The University of Detroit Jesuit High School announced this week it will begin construction on a new state-of-the-art facility for the in-demand subjects of science, technology, engineering and math.
The school, which only enrolls boys, has been a bedrock of the city for more than 130 years, and it’s one of the few Catholic schools that have stayed in Detroit.
As Mayor Mike Duggan said at the event: “I applaud U of D Jesuit’s commitment to providing young men in the city of Detroit with access to a world-class education and the opportunity to make a difference for the rest of their lives.”
The mayor is right, but of the 900 students that attend the Jesuit High School and Academy, only 20 percent live in Detroit. Just think how many more Detroit students could enjoy attending this kind of school if Michigan allowed public dollars to flow in some fashion to private schools.
That’s not a possibility now because the state has one of the most restrictive constitutional amendments in America related to school vouchers.
So while at least 20 states now have some kind of publicly-funded private school option for families, including some of this state’s closest neighbors, Michigan remains out of the loop. At a time when the state persistently lags the rest of the U.S. in its test scores—especially schools in Detroit—families should have as many choices as possible for ensuring their children get a good education.

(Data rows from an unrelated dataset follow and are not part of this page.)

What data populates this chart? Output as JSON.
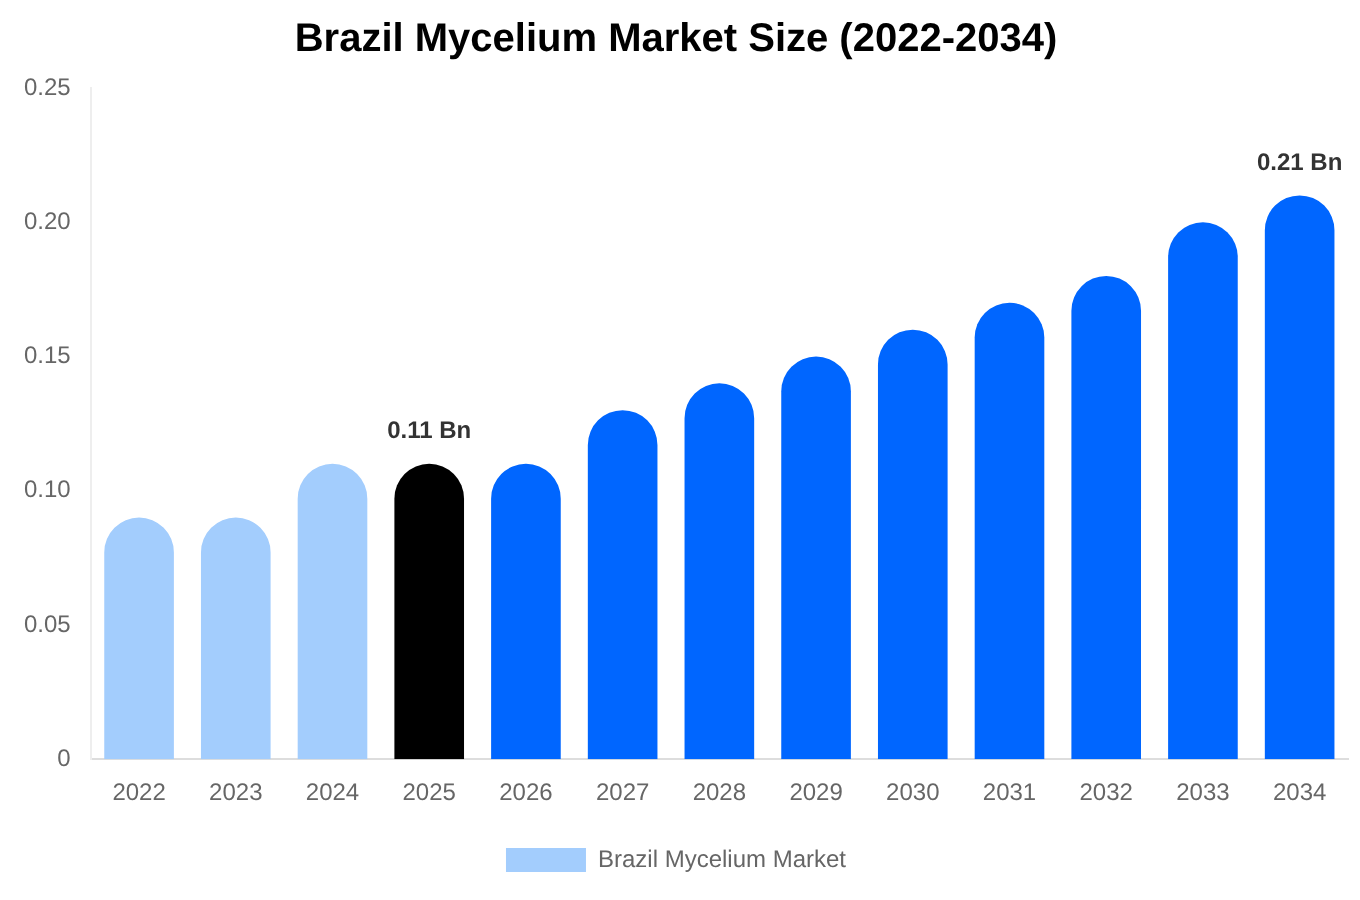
{
  "chart_data": {
    "type": "bar",
    "title": "Brazil Mycelium Market Size (2022-2034)",
    "categories": [
      "2022",
      "2023",
      "2024",
      "2025",
      "2026",
      "2027",
      "2028",
      "2029",
      "2030",
      "2031",
      "2032",
      "2033",
      "2034"
    ],
    "series": [
      {
        "name": "Brazil Mycelium Market",
        "color": "#a3cdfd",
        "colors": [
          "#a3cdfd",
          "#a3cdfd",
          "#a3cdfd",
          "#000000",
          "#0066ff",
          "#0066ff",
          "#0066ff",
          "#0066ff",
          "#0066ff",
          "#0066ff",
          "#0066ff",
          "#0066ff",
          "#0066ff"
        ],
        "values": [
          0.09,
          0.09,
          0.11,
          0.11,
          0.11,
          0.13,
          0.14,
          0.15,
          0.16,
          0.17,
          0.18,
          0.2,
          0.21
        ],
        "value_labels": [
          null,
          null,
          null,
          "0.11 Bn",
          null,
          null,
          null,
          null,
          null,
          null,
          null,
          null,
          "0.21 Bn"
        ]
      }
    ],
    "ylim": [
      0,
      0.25
    ],
    "yticks": [
      0,
      0.05,
      {
        "value": 0.1,
        "label": "0.10"
      },
      0.15,
      {
        "value": 0.2,
        "label": "0.20"
      },
      0.25
    ],
    "grid": false,
    "legend": "bottom"
  }
}
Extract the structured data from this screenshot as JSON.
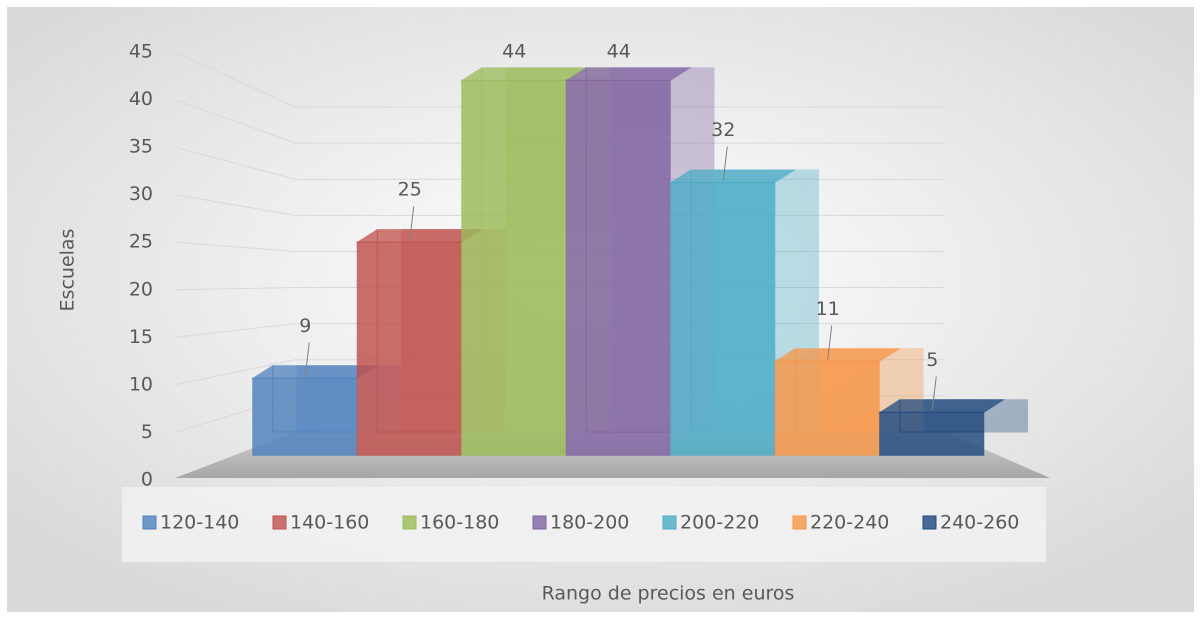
{
  "chart_data": {
    "type": "bar3d",
    "y_label": "Escuelas",
    "x_label": "Rango de precios en euros",
    "ylim": [
      0,
      45
    ],
    "yticks": [
      0,
      5,
      10,
      15,
      20,
      25,
      30,
      35,
      40,
      45
    ],
    "grid": true,
    "legend": "bottom",
    "series": [
      {
        "name": "120-140",
        "color": "#4f81bd",
        "values": [
          9
        ]
      },
      {
        "name": "140-160",
        "color": "#c0504d",
        "values": [
          25
        ]
      },
      {
        "name": "160-180",
        "color": "#9bbb59",
        "values": [
          44
        ]
      },
      {
        "name": "180-200",
        "color": "#8064a2",
        "values": [
          44
        ]
      },
      {
        "name": "200-220",
        "color": "#4bacc6",
        "values": [
          32
        ]
      },
      {
        "name": "220-240",
        "color": "#f79646",
        "values": [
          11
        ]
      },
      {
        "name": "240-260",
        "color": "#1f497d",
        "values": [
          5
        ]
      }
    ]
  }
}
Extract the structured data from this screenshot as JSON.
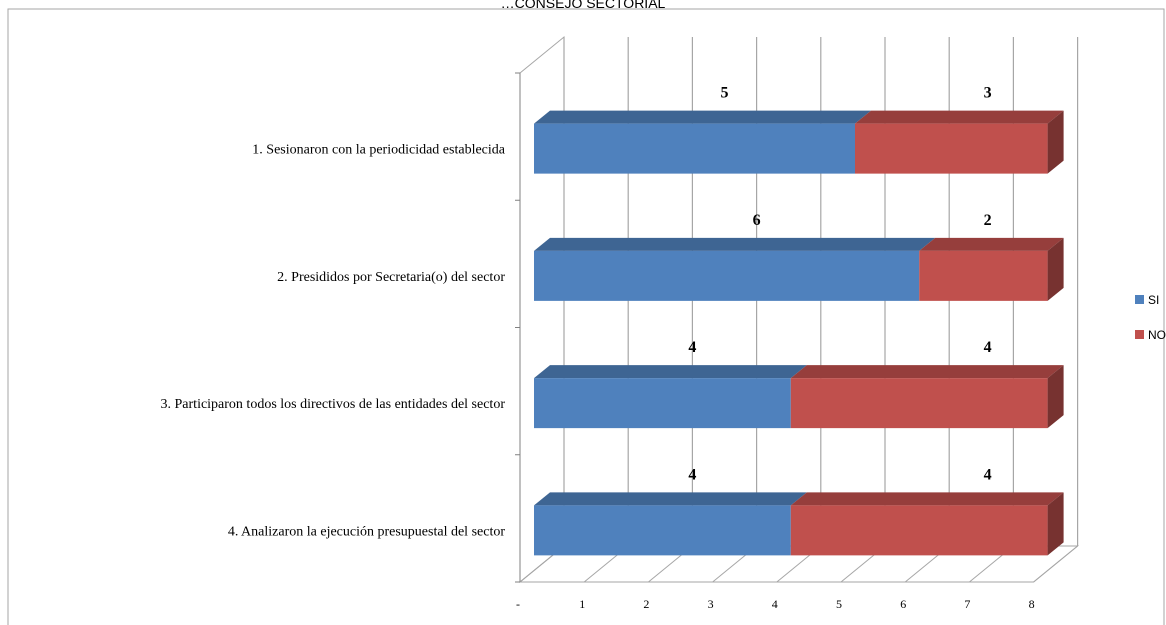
{
  "chart_data": {
    "type": "bar",
    "orientation": "horizontal",
    "stacked": true,
    "three_d": true,
    "title": "…CONSEJO SECTORIAL",
    "categories": [
      "1. Sesionaron con la periodicidad establecida",
      "2. Presididos por Secretaria(o) del sector",
      "3. Participaron todos los directivos de las entidades del sector",
      "4. Analizaron la ejecución presupuestal del sector"
    ],
    "series": [
      {
        "name": "SI",
        "color": "#4f81bd",
        "values": [
          5,
          6,
          4,
          4
        ]
      },
      {
        "name": "NO",
        "color": "#c0504d",
        "values": [
          3,
          2,
          4,
          4
        ]
      }
    ],
    "x_ticks": [
      "-",
      "1",
      "2",
      "3",
      "4",
      "5",
      "6",
      "7",
      "8"
    ],
    "xlim": [
      0,
      8
    ],
    "grid": true,
    "legend_position": "right"
  }
}
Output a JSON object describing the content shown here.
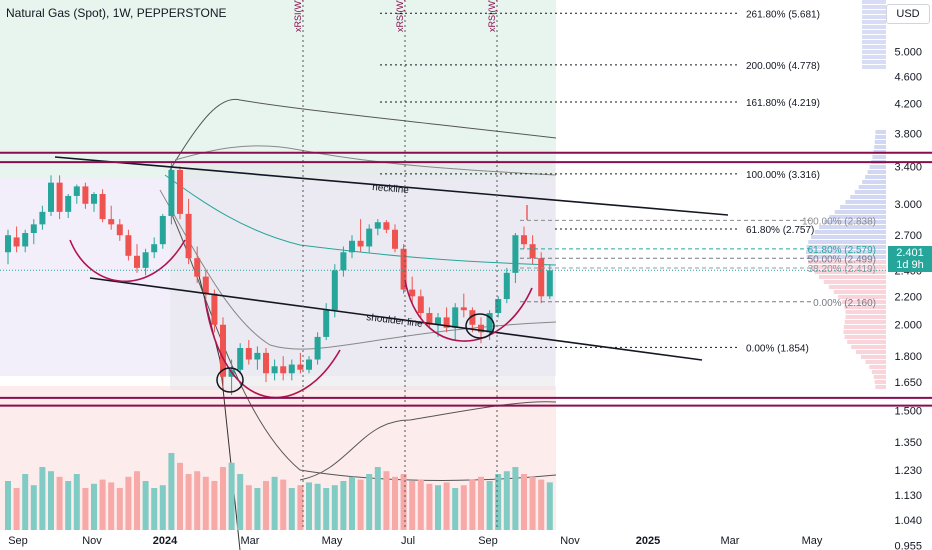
{
  "header": {
    "title": "Natural Gas (Spot), 1W, PEPPERSTONE"
  },
  "axis": {
    "currency": "USD"
  },
  "last_price": {
    "value": "2.401",
    "countdown": "1d 9h",
    "color": "#26a69a"
  },
  "colors": {
    "up": "#26a69a",
    "down": "#ef5350",
    "pattern": "#b0134f",
    "fib": "#131722"
  },
  "chart_data": {
    "type": "candlestick",
    "title": "Natural Gas (Spot), 1W, PEPPERSTONE",
    "y_scale": "log",
    "ylim": [
      0.94,
      5.9
    ],
    "price_ticks": [
      "5.000",
      "4.600",
      "4.200",
      "3.800",
      "3.400",
      "3.000",
      "2.700",
      "2.400",
      "2.200",
      "2.000",
      "1.800",
      "1.650",
      "1.500",
      "1.350",
      "1.230",
      "1.130",
      "1.040",
      "0.955"
    ],
    "x_tick_labels": [
      "Sep",
      "Nov",
      "2024",
      "Mar",
      "May",
      "Jul",
      "Sep",
      "Nov",
      "2025",
      "Mar",
      "May"
    ],
    "candles": [
      {
        "o": 2.55,
        "h": 2.75,
        "l": 2.45,
        "c": 2.7
      },
      {
        "o": 2.68,
        "h": 2.78,
        "l": 2.55,
        "c": 2.6
      },
      {
        "o": 2.6,
        "h": 2.75,
        "l": 2.55,
        "c": 2.72
      },
      {
        "o": 2.72,
        "h": 2.85,
        "l": 2.62,
        "c": 2.8
      },
      {
        "o": 2.8,
        "h": 2.98,
        "l": 2.75,
        "c": 2.92
      },
      {
        "o": 2.92,
        "h": 3.3,
        "l": 2.88,
        "c": 3.22
      },
      {
        "o": 3.22,
        "h": 3.3,
        "l": 2.85,
        "c": 2.92
      },
      {
        "o": 2.92,
        "h": 3.1,
        "l": 2.86,
        "c": 3.08
      },
      {
        "o": 3.08,
        "h": 3.2,
        "l": 3.0,
        "c": 3.18
      },
      {
        "o": 3.18,
        "h": 3.22,
        "l": 2.95,
        "c": 3.0
      },
      {
        "o": 3.0,
        "h": 3.12,
        "l": 2.92,
        "c": 3.1
      },
      {
        "o": 3.1,
        "h": 3.15,
        "l": 2.82,
        "c": 2.85
      },
      {
        "o": 2.85,
        "h": 2.98,
        "l": 2.75,
        "c": 2.8
      },
      {
        "o": 2.8,
        "h": 2.85,
        "l": 2.65,
        "c": 2.7
      },
      {
        "o": 2.7,
        "h": 2.75,
        "l": 2.48,
        "c": 2.52
      },
      {
        "o": 2.52,
        "h": 2.62,
        "l": 2.38,
        "c": 2.42
      },
      {
        "o": 2.42,
        "h": 2.58,
        "l": 2.36,
        "c": 2.55
      },
      {
        "o": 2.55,
        "h": 2.68,
        "l": 2.5,
        "c": 2.62
      },
      {
        "o": 2.62,
        "h": 2.9,
        "l": 2.58,
        "c": 2.88
      },
      {
        "o": 2.88,
        "h": 3.45,
        "l": 2.8,
        "c": 3.36
      },
      {
        "o": 3.36,
        "h": 3.4,
        "l": 2.85,
        "c": 2.9
      },
      {
        "o": 2.9,
        "h": 3.05,
        "l": 2.45,
        "c": 2.5
      },
      {
        "o": 2.5,
        "h": 2.6,
        "l": 2.3,
        "c": 2.35
      },
      {
        "o": 2.35,
        "h": 2.4,
        "l": 2.18,
        "c": 2.22
      },
      {
        "o": 2.22,
        "h": 2.25,
        "l": 1.95,
        "c": 2.0
      },
      {
        "o": 2.0,
        "h": 2.05,
        "l": 1.62,
        "c": 1.68
      },
      {
        "o": 1.68,
        "h": 1.78,
        "l": 1.58,
        "c": 1.72
      },
      {
        "o": 1.72,
        "h": 1.88,
        "l": 1.7,
        "c": 1.85
      },
      {
        "o": 1.85,
        "h": 1.9,
        "l": 1.75,
        "c": 1.78
      },
      {
        "o": 1.78,
        "h": 1.86,
        "l": 1.72,
        "c": 1.82
      },
      {
        "o": 1.82,
        "h": 1.85,
        "l": 1.65,
        "c": 1.7
      },
      {
        "o": 1.7,
        "h": 1.78,
        "l": 1.66,
        "c": 1.74
      },
      {
        "o": 1.74,
        "h": 1.8,
        "l": 1.66,
        "c": 1.7
      },
      {
        "o": 1.7,
        "h": 1.78,
        "l": 1.66,
        "c": 1.75
      },
      {
        "o": 1.75,
        "h": 1.82,
        "l": 1.7,
        "c": 1.72
      },
      {
        "o": 1.72,
        "h": 1.8,
        "l": 1.7,
        "c": 1.78
      },
      {
        "o": 1.78,
        "h": 1.95,
        "l": 1.75,
        "c": 1.92
      },
      {
        "o": 1.92,
        "h": 2.15,
        "l": 1.9,
        "c": 2.1
      },
      {
        "o": 2.1,
        "h": 2.45,
        "l": 2.05,
        "c": 2.4
      },
      {
        "o": 2.4,
        "h": 2.6,
        "l": 2.35,
        "c": 2.55
      },
      {
        "o": 2.55,
        "h": 2.7,
        "l": 2.5,
        "c": 2.65
      },
      {
        "o": 2.65,
        "h": 2.85,
        "l": 2.55,
        "c": 2.6
      },
      {
        "o": 2.6,
        "h": 2.8,
        "l": 2.55,
        "c": 2.76
      },
      {
        "o": 2.76,
        "h": 2.85,
        "l": 2.7,
        "c": 2.82
      },
      {
        "o": 2.82,
        "h": 2.84,
        "l": 2.72,
        "c": 2.75
      },
      {
        "o": 2.75,
        "h": 2.8,
        "l": 2.55,
        "c": 2.58
      },
      {
        "o": 2.58,
        "h": 2.62,
        "l": 2.22,
        "c": 2.25
      },
      {
        "o": 2.25,
        "h": 2.35,
        "l": 2.15,
        "c": 2.2
      },
      {
        "o": 2.2,
        "h": 2.25,
        "l": 2.05,
        "c": 2.08
      },
      {
        "o": 2.08,
        "h": 2.12,
        "l": 1.98,
        "c": 2.0
      },
      {
        "o": 2.0,
        "h": 2.08,
        "l": 1.92,
        "c": 2.05
      },
      {
        "o": 2.05,
        "h": 2.12,
        "l": 1.95,
        "c": 1.98
      },
      {
        "o": 1.98,
        "h": 2.15,
        "l": 1.9,
        "c": 2.12
      },
      {
        "o": 2.12,
        "h": 2.22,
        "l": 2.05,
        "c": 2.1
      },
      {
        "o": 2.1,
        "h": 2.12,
        "l": 1.95,
        "c": 2.0
      },
      {
        "o": 2.0,
        "h": 2.05,
        "l": 1.88,
        "c": 1.95
      },
      {
        "o": 1.95,
        "h": 2.1,
        "l": 1.9,
        "c": 2.08
      },
      {
        "o": 2.08,
        "h": 2.2,
        "l": 2.05,
        "c": 2.18
      },
      {
        "o": 2.18,
        "h": 2.42,
        "l": 2.15,
        "c": 2.38
      },
      {
        "o": 2.38,
        "h": 2.72,
        "l": 2.3,
        "c": 2.7
      },
      {
        "o": 2.7,
        "h": 2.78,
        "l": 2.58,
        "c": 2.62
      },
      {
        "o": 2.62,
        "h": 2.7,
        "l": 2.45,
        "c": 2.5
      },
      {
        "o": 2.5,
        "h": 2.55,
        "l": 2.15,
        "c": 2.2
      },
      {
        "o": 2.2,
        "h": 2.45,
        "l": 2.18,
        "c": 2.4
      }
    ],
    "volume": [
      0.35,
      0.3,
      0.4,
      0.32,
      0.45,
      0.42,
      0.38,
      0.35,
      0.4,
      0.3,
      0.33,
      0.36,
      0.34,
      0.3,
      0.38,
      0.42,
      0.35,
      0.3,
      0.32,
      0.55,
      0.48,
      0.4,
      0.42,
      0.38,
      0.35,
      0.45,
      0.48,
      0.4,
      0.32,
      0.3,
      0.35,
      0.38,
      0.36,
      0.3,
      0.32,
      0.34,
      0.33,
      0.3,
      0.32,
      0.35,
      0.38,
      0.36,
      0.4,
      0.45,
      0.42,
      0.38,
      0.4,
      0.35,
      0.36,
      0.33,
      0.32,
      0.34,
      0.3,
      0.32,
      0.36,
      0.38,
      0.35,
      0.4,
      0.42,
      0.45,
      0.4,
      0.38,
      0.36,
      0.34
    ],
    "fib_levels": [
      {
        "label": "261.80% (5.681)",
        "price": 5.681
      },
      {
        "label": "200.00% (4.778)",
        "price": 4.778
      },
      {
        "label": "161.80% (4.219)",
        "price": 4.219
      },
      {
        "label": "100.00% (3.316)",
        "price": 3.316
      },
      {
        "label": "61.80% (2.757)",
        "price": 2.757
      },
      {
        "label": "0.00% (1.854)",
        "price": 1.854
      }
    ],
    "fib_small": [
      {
        "label": "100.00% (2.838)",
        "price": 2.838,
        "color": "#8c8c8c"
      },
      {
        "label": "61.80% (2.579)",
        "price": 2.579,
        "color": "#26a69a"
      },
      {
        "label": "50.00% (2.499)",
        "price": 2.499,
        "color": "#787b86"
      },
      {
        "label": "38.20% (2.419)",
        "price": 2.419,
        "color": "#9598a1"
      },
      {
        "label": "0.00% (2.160)",
        "price": 2.16,
        "color": "#787b86"
      }
    ],
    "horizontal_levels": [
      3.56,
      3.45,
      1.565,
      1.525
    ],
    "annotations": [
      "neckline",
      "shoulder line",
      "xRSI(W)",
      "xRSI(W)",
      "xRSI(W)"
    ]
  }
}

The state constitution, amended in 1970 to block private school funding and upheld by voters in 2000, specifically says vouchers and tax credits for nonpublic schools are out of the question. But some education reform advocates in Michigan are considering a push for the latest school choice innovation: education savings accounts.
These accounts have been in the news lately, as Nevada recently passed the most sweeping ESA program in the country—opening the savings accounts to every student in the state.
Other states that have used them, like Arizona and Florida, allocate the accounts on a more restricted basis, such as for special needs students or those attending failing schools.
The ESA model works much like a health savings account, with the state placing the per-student allowance into an account that parents can access how they choose.
And this model has stood up to court challenges, even in states with amendments that block vouchers.
That’s because the savings accounts give parents the direct ability to handpick their child’s education options, from classes at a local public school to tuition at a private school.
“It enables parents to be contractors,” says Lindsey Burke, education policy expert at the Heritage Foundation.
But Michigan’s amendment goes further than the other 37 states that prevent vouchers. It blocks “any payment, credit, tax benefit, exemption or deduction, tuition voucher, subsidy, grant or loan of public monies or property, directly or indirectly” for use at a private school.
Gary Naeyaert, executive director of the Great Lakes Education Project, is working to spearhead an effort to introduce the ESA option in Michigan as a narrow carve-out for students with special needs. His organization is currently sorting through the legal challenges such legislation would inevitably face, but Naeyaert thinks this is the best option the state has to work around its restrictive anti-choice amendment.
It could also open doors for more sweeping changes down the road. Naeyaert believes that if these savings accounts would hold up in court, then the voucher issue could be brought back to voters. A voter-approved amendment is necessary to alter the state constitution.
“This would be laying the groundwork for elimination at the ballot box,” Naeyaert says.
The state already allows shared-time instruction, which as the Citizens Research Council of Michigan has pointed out provides public funding for nonpublic school students to take elective courses at public schools. So some crossover exists now.
Education savings accounts are a long shot in Michigan, but given their track record in other states, it’s worth a try.
“They are such a robust option,” Burke says.